Enfance et diagnostic
Je viens d’une famille où le syndrome d'Ehlers-Danlos (SED) se transmet de mère en fille. Depuis toute petite, mon quotidien se moule à plusieurs contraintes. Sans être informée sur la nature de notre maladie ni savoir comment elle se manifeste vraiment dans notre corps, je mène une existence sur le qui-vive. Quand tout ça va flancher?
Au début des années 1990, le diagnostic génétique du SED n’existe pas au Québec. On déduit la maladie par la présence de symptômes. L’élasticité de ma peau et les nombreuses ecchymoses qui apparaissent sur mon corps donnent de bons indices à ma mère que je porte sa maladie. Un peu casse-cou, à vouloir grimper et sautiller, je me retrouve souvent à l’urgence pour des points de suture. Dès la maternelle, tellement couverte de bleus, mon enseignante s’inquiète. C’est donc dictée par des parents qui craignent que je fasse du vélo, que je tombe, que je pratique certains sports que je traverse mon enfance. L’école primaire vient avec des surnoms moins valorisants, comme Jell-O parce que ma peau s’étire.
En ce qui concerne le diagnostic, on l’a toujours su et on nous a toujours cru. J’ai la chance de ne pas être passée par un long parcours d’errance diagnostic. Pas peu dire!
C’est à la suite d’un accident de la route que j’atterris dans le bureau d’un spécialiste en génétique qui envoie un prélèvement aux États-Unis à des fins d’analyse.
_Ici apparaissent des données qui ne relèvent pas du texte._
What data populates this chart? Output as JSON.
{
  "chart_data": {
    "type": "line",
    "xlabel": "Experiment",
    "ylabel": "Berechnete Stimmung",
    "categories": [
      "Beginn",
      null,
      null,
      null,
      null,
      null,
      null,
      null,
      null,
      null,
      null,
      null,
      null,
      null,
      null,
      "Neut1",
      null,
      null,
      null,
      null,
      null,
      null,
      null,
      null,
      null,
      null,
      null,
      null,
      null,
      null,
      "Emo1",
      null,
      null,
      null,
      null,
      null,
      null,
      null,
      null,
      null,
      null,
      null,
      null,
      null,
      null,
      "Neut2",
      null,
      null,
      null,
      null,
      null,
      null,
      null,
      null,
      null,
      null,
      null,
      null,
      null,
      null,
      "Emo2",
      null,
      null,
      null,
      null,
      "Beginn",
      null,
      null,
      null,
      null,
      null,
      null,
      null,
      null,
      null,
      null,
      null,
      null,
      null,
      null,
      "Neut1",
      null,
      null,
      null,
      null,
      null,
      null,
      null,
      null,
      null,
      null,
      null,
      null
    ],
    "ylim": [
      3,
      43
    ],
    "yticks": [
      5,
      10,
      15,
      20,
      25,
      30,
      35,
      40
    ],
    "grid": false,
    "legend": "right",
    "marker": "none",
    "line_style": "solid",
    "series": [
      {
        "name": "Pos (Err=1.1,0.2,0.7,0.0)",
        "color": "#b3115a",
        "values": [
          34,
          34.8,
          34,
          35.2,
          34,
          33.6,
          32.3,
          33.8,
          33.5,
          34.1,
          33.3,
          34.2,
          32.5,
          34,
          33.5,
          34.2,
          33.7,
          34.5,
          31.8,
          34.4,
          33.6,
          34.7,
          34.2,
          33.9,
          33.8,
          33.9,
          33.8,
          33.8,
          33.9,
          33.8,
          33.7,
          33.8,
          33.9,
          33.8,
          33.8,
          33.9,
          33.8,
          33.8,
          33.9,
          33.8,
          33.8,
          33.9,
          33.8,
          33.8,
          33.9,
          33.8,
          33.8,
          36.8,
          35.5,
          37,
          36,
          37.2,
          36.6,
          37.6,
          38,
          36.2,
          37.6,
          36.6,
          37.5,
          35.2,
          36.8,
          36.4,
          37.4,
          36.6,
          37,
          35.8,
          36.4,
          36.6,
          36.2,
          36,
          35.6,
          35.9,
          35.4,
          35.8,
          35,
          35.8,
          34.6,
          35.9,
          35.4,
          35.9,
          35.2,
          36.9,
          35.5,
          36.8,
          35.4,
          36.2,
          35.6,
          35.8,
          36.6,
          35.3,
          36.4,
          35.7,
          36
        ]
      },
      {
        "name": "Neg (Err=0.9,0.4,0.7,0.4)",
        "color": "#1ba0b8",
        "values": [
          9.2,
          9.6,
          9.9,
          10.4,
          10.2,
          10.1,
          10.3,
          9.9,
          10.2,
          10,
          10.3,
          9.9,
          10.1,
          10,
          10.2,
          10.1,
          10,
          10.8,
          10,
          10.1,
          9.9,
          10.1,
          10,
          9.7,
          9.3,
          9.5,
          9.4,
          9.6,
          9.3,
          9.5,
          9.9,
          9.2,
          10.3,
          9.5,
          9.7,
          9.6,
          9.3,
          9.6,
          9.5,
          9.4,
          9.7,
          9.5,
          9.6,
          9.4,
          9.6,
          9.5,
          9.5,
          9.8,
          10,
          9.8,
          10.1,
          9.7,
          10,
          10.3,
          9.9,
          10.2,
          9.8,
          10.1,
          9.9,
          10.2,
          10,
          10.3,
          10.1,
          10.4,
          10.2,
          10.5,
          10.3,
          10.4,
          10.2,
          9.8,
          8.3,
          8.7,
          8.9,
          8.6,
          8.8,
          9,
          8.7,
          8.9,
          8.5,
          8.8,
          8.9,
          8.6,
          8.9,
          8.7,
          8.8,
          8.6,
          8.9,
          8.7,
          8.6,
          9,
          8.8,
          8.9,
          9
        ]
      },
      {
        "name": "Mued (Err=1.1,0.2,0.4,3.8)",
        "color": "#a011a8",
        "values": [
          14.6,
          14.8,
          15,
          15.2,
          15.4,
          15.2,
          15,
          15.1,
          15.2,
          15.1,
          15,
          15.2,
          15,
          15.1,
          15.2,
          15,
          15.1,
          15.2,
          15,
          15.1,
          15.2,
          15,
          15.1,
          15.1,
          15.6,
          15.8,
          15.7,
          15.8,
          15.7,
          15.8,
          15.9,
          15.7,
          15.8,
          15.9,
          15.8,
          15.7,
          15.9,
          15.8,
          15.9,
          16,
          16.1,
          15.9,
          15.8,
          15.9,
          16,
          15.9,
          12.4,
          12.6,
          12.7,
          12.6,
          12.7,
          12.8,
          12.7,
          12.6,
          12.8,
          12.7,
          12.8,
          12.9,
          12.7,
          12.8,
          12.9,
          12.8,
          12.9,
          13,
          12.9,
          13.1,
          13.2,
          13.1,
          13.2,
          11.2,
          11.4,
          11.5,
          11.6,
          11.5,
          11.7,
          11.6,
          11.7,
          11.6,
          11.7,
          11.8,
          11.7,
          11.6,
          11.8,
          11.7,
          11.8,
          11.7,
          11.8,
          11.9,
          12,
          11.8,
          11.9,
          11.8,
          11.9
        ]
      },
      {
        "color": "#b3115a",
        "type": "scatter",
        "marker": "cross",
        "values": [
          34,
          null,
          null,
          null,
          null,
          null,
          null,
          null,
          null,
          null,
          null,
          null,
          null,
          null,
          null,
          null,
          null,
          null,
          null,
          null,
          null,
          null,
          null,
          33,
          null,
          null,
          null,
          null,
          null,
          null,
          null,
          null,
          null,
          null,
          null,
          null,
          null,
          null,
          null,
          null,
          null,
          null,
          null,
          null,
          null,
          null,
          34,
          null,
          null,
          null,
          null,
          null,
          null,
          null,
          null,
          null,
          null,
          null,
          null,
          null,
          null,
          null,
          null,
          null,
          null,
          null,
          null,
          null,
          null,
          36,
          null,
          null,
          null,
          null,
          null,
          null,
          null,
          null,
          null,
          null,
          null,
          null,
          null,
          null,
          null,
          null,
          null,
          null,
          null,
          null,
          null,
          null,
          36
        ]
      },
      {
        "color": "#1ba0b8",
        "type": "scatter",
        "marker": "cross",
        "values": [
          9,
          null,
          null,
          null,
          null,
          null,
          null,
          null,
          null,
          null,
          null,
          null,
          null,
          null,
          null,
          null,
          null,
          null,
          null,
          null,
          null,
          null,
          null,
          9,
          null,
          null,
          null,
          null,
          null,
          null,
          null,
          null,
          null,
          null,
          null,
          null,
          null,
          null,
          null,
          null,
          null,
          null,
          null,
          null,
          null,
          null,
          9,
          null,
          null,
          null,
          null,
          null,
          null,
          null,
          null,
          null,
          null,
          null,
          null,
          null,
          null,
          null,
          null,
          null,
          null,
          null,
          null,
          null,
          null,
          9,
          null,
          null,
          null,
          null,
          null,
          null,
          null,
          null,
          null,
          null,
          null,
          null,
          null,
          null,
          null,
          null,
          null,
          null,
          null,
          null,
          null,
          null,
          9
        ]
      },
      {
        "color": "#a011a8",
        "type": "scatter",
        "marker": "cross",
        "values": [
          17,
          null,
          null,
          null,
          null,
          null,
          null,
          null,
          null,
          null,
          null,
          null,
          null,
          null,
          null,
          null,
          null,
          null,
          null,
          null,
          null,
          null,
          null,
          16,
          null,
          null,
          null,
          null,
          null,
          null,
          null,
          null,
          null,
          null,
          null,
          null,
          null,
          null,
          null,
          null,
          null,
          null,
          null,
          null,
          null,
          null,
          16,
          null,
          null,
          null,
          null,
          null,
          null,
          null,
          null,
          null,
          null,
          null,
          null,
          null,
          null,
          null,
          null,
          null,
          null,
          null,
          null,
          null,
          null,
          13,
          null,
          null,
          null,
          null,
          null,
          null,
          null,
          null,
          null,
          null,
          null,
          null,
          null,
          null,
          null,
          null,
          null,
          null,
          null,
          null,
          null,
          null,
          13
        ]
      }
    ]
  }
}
On me prévient que ça sera long, donc j’oublie.
Le système de santé étant ce qu’il est, c’est presque quinze ans plus tard que mon médecin de famille reçoit une feuille où s’inscrit « COL3A1 ».
Ça pourrait ressembler à une plaque d’immatriculation, mais quand on est SED, ça signifie surtout le type vasculaire. Un type rare, environ 1 personne sur 200 000, qui s’attaque aux vaisseaux sanguins, au cœur, aux systèmes digestif et reproducteur. Ce diagnostic représente aussi une espérance de vie moyenne de 51 ans. Avoir ce verdict déclenche un frisson épouvantable qui détruit rapidement les plans à long terme. À ce moment-là, j’ai 30 ans. Il me reste environ 20 ans à vivre selon les pronostics, mais mon historique familial me laisse croire que mon avenir sera écourté.
Depuis, je m’adapte, j’accepte et modifie mes habitudes de vie dans l’espoir d’une longévité. Une vie avec le SED, c’est pour moi la tentative de contrôle sur mon hygiène de vie tous azimuts. Délicat, c’est une manière de documenter une vie modulée par des espoirs de pérennité.